Heute gingen wir nach dem Frühstück alle auf eigene Faust durch die Gegend. Ich selbst brach erneut nach Mae Nam auf, um mir einen entspannten Ruhetag am Strand zu gönnen. Ishtar und nasebaer entschieden sich für Chaweng Beach, zwecks anschließender Einkaufstour in der belebten City. MacKenzie brach alleine ebenfalls nach Chaweng auf, um sich eine Shoppingtour zwecks Souvenir- und Geschenkexport nach Deutschland zu geben.

Ich war immer noch ohne Brille und darum etwas in Sorge, ob ich überhaupt ein Taxi auf der Straße erkennen würde, um es anzuhalten. Doch einigermaßen ging das noch, da die Pickups und Taxis doch auch auf größere Entfernung (oder mit schlechterem Augenmaß) gut zu erkennen sind. Trotzdem musste ich eine Weile stiefeln; vor allem nach der Abbiegung zur Inselmetropole Chaweng war kein Taxi mehr in Sicht. Scheinbar ist die Strecke Bangrak – Mae Nam nicht sehr einträglich, zudem war heute morgen sowieso erschreckend wenig los.
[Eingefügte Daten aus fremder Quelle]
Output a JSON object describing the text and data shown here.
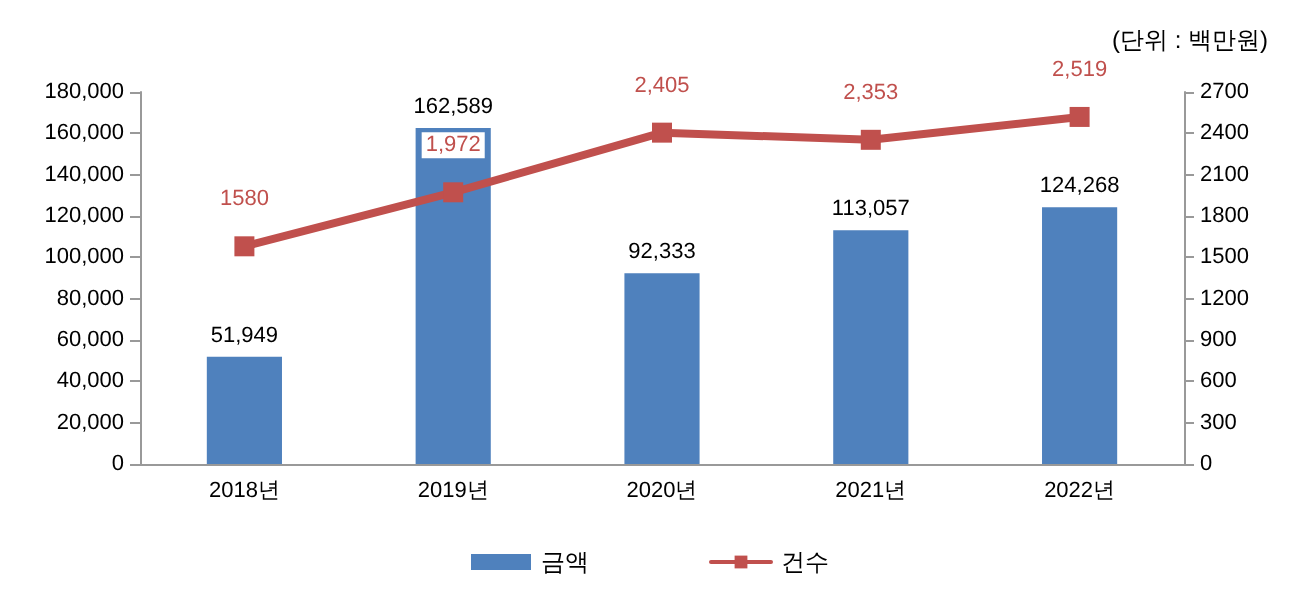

Schließlich hielt doch noch ein Taxi: Ein Motoroller! Der Fahrer erkannte mich als Tourist und wollte 200 Baht; ich schlug 100 vor und wir einigten uns bei 120. Wenn ich mir die Geschichten von MacKenzie anhöre, die eine klimatisierte Taxifahrt bis Chaweng (zwar nicht so weit entfernt, aber trotzdem) für 60 Baht erfeilscht hat, war das aber immer noch zu teuer. Dafür war die Motoroller-Fahrt sehr spaßig und machte Lust, sich selbst so ein Ding demnächst zu mieten.

In Mae Nam wanderte ich nach einem Drink den Strand entlang, und entspannte für einige Stunden. Sonne fiel zwar nach der Hälfte flach, dafür kam ein kühler Wind auf; doch immerhin regnete es nicht wie in Chaweng, wie mir Ishtar und nasebaer später erzählten.

Was ich bemerkte: Ich befand mich an einem Strandgebiet, an das ein Resort angrenzt. Hier verhalten sich die Bauchlädenverkäufer weitaus weniger penetrant wie am Vortag in Chaweng am Strand erlebt. Dort war der Strand an unserer Stelle “frei”, also ohne Bungalows im Ufergebiet dahinter. Viel los war auch in Mae Nam nicht, nur vereinzelt räkelten sich Urlauber auf ihren Decken. Manchmal sagten einige Hunde guten Tag und legten sich direkt neben mich, entweder auf der Suche nach einer Essensgabe oder Gesellschaft. Auffällig fand ich zudem einen ungefähr Dreißigjährigen, der mit einem sehr jungen Thailänder lange am Strand entlangflanierte und unter anderem von ihm Fotos machte. Was natürlich erstmal nichts bedeutete; trotzdem kam ich ins Grübeln.

Schließlich verließ ich den Strand und erwischte nach einem kurzen Abstecher die Hauptstraße von Mae Nam entlang ein Pickup-Taxi zurück nach Bangrak für 100 Baht. Die Tour ging erwartungsgemäß erstmal über Chaweng und dauerte damit sehr viel länger als die Hinfahrt auf direktem Weg. Der Fahrer verdiente mit diesem Umweg aber deutlch mehr und konnte zwei weitere Touristen sowie ein paar Einheimische aufsammeln, die in die Stadt wollten. Immerhin konnte ich selbst so auch noch einige Fotos aus dem Auto heraus schießen. Bemerkenswert war die Frage des Fahrers beim Abschied. “You have a bungalow-lady?” – “Erm, no.” – “Come with me then…” – “No, thanks.”

Ein interessanter Einblick, wie auf der Insel noch oft Geld verdient wird.